What is curious to me about this dialogue is several points:
- Western tradition, stemming from the Enlightenment period has placed a sharp divide between discussion around faith or spirituality in relation to science. The religious wars of Europe at the time resulted in an uneasy truce based on the determination to separate church and state, science and religion from each other. There is almost a ban on public discussion to this day of the combination of these ideas.
- However, scientists making strong athiestic statements of the ilk “God is dead” re-enter this debate as guiltily as any churchman or Musliman or Hinduman.
- Since the Romantic period of the late 1800s, art and culture has moved strongly towards a more spiritual dialogue, integrating what was denied during the rationalistic period of enlightenment debates. This re-ignited stories of spirits, other worlds, magic, time travel, dreams and re-opened questions of origin and being.
- Science fiction is a descendent of the romantic tradition, combining scientific knowledge with permission to wonder and imagine.
Science Fiction, not unlike ancient myth and legend, has long asked these questions with absolute permission. Unembumbered by rhetoric required to separate rationalism and spiritualism, questions of being, life, existence have been freely explored.

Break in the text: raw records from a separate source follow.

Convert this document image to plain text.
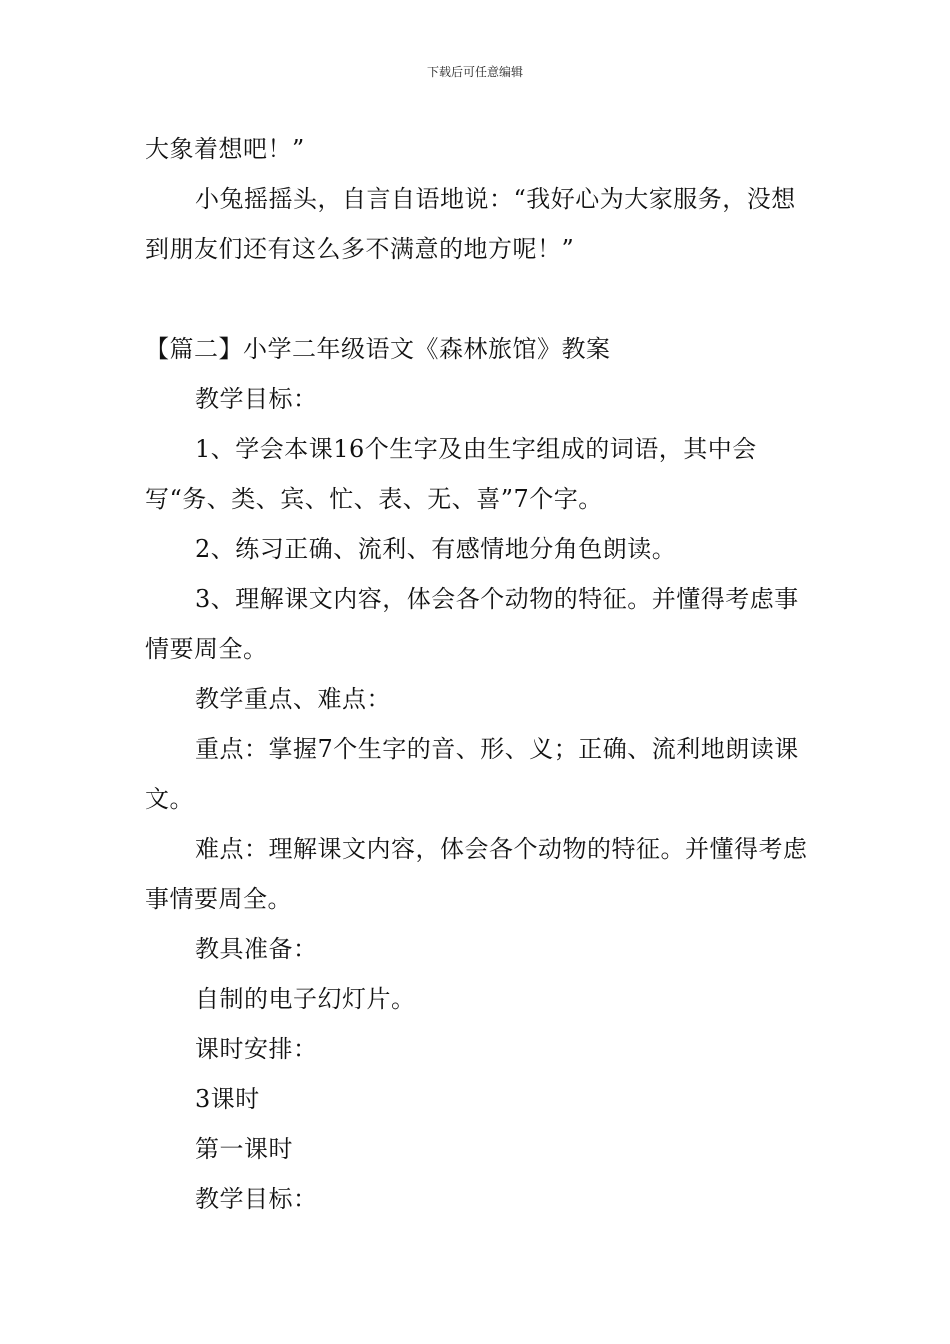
下载后可任意编辑

大象着想吧！”

小兔摇摇头，自言自语地说：“我好心为大家服务，没想到朋友们还有这么多不满意的地方呢！”

【篇二】小学二年级语文《森林旅馆》教案

教学目标：

1、学会本课16个生字及由生字组成的词语，其中会写“务、类、宾、忙、表、无、喜”7个字。

2、练习正确、流利、有感情地分角色朗读。

3、理解课文内容，体会各个动物的特征。并懂得考虑事情要周全。

教学重点、难点：

重点：掌握7个生字的音、形、义；正确、流利地朗读课文。

难点：理解课文内容，体会各个动物的特征。并懂得考虑事情要周全。

教具准备：

自制的电子幻灯片。

课时安排：

3课时

第一课时

教学目标：
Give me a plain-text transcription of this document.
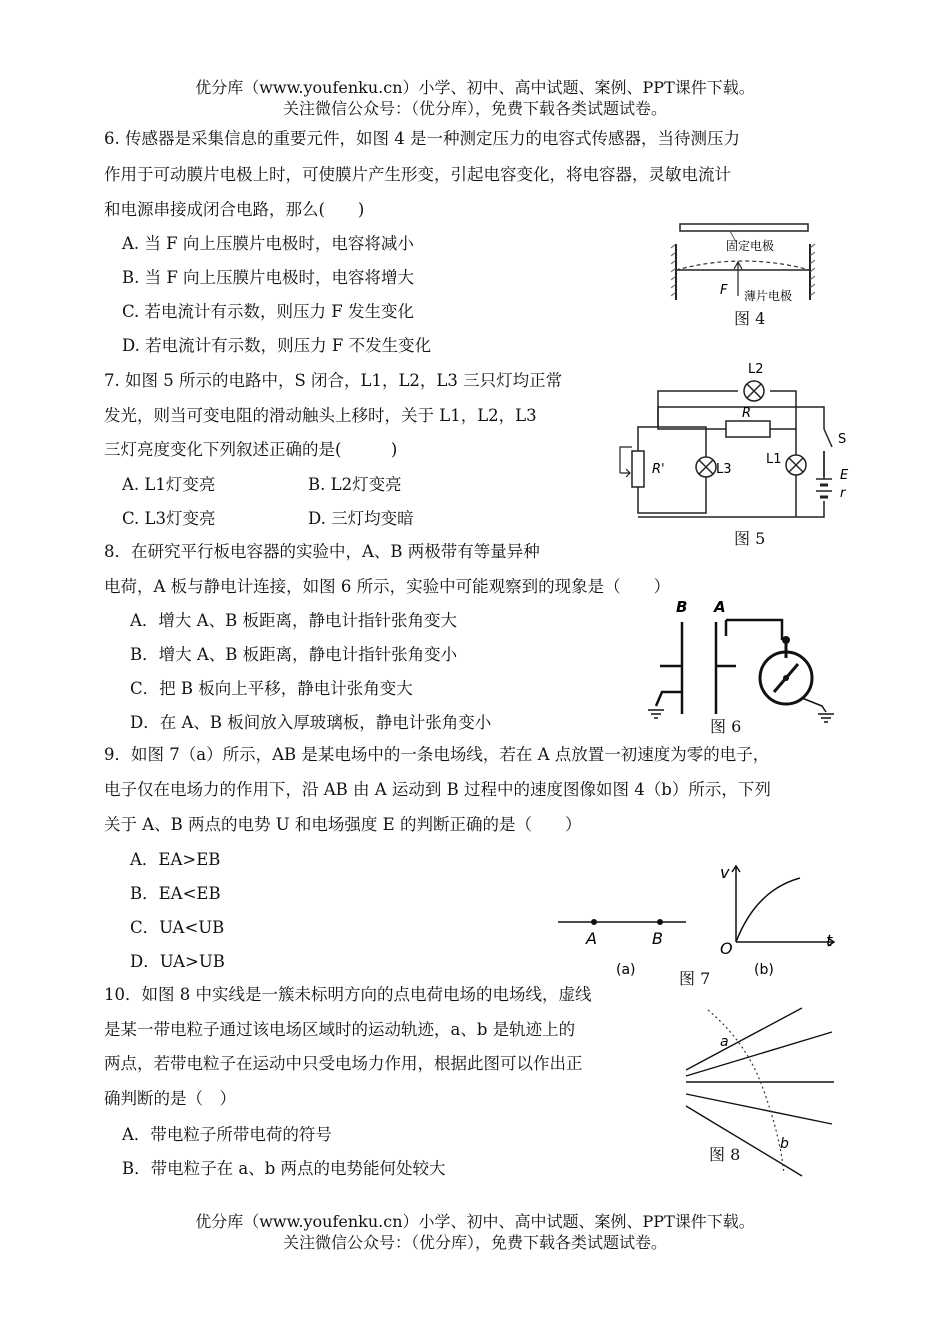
优分库（www.youfenku.cn）小学、初中、高中试题、案例、PPT课件下载。
关注微信公众号：（优分库），免费下载各类试题试卷。
6. 传感器是采集信息的重要元件，如图 4 是一种测定压力的电容式传感器，当待测压力
作用于可动膜片电极上时，可使膜片产生形变，引起电容变化，将电容器，灵敏电流计
和电源串接成闭合电路，那么(　　)
A. 当 F 向上压膜片电极时，电容将减小
B. 当 F 向上压膜片电极时，电容将增大
C. 若电流计有示数，则压力 F 发生变化
D. 若电流计有示数，则压力 F 不发生变化
固定电极
F 薄片电极
图 4
7. 如图 5 所示的电路中，S 闭合，L1，L2，L3 三只灯均正常
发光，则当可变电阻的滑动触头上移时，关于 L1，L2，L3
三灯亮度变化下列叙述正确的是(　　　)
A. L1灯变亮	B. L2灯变亮
C. L3灯变亮	D. 三灯均变暗
L2
R
L3
R'
L1
S
E
r
图 5
8．在研究平行板电容器的实验中，A、B 两极带有等量异种
电荷，A 板与静电计连接，如图 6 所示，实验中可能观察到的现象是（　　）
A．增大 A、B 板距离，静电计指针张角变大
B．增大 A、B 板距离，静电计指针张角变小
C．把 B 板向上平移，静电计张角变大
D．在 A、B 板间放入厚玻璃板，静电计张角变小
B A
图 6
9．如图 7（a）所示，AB 是某电场中的一条电场线，若在 A 点放置一初速度为零的电子，
电子仅在电场力的作用下，沿 AB 由 A 运动到 B 过程中的速度图像如图 4（b）所示，下列
关于 A、B 两点的电势 U 和电场强度 E 的判断正确的是（　　）
A．EA>EB
B．EA<EB
C．UA<UB
D．UA>UB
A	B
(a)
v
t
O
(b)
图 7
10．如图 8 中实线是一簇未标明方向的点电荷电场的电场线，虚线
是某一带电粒子通过该电场区域时的运动轨迹，a、b 是轨迹上的
两点，若带电粒子在运动中只受电场力作用，根据此图可以作出正
确判断的是（　）
A．带电粒子所带电荷的符号
B．带电粒子在 a、b 两点的电势能何处较大
a
b
图 8
优分库（www.youfenku.cn）小学、初中、高中试题、案例、PPT课件下载。
关注微信公众号：（优分库），免费下载各类试题试卷。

Moreover, the harsh modern and pre-modern debates are largely out of date in contemporary society, a society in which most people and cultures acknowledge a spiritual realm, even if they do not agree to the nature or name of that realm. Such an article, other than within the close circles of academia still bound to the strict mores of generations past, will not seem surprising at all.
In fact, I believe most people sigh a sigh of relief to hear that science is gradually catching up with the zeitgeist of the time to acknowledge it’s okay to discuss spirituality in the public realm again.
If everything in the universe can be represented by mathematics, and mathematics show we should not exist then would this not point toward something outside of physical science, maybe even God?
I believe that is indeed the point of the article. I’d love to hear from a mathematician on this one.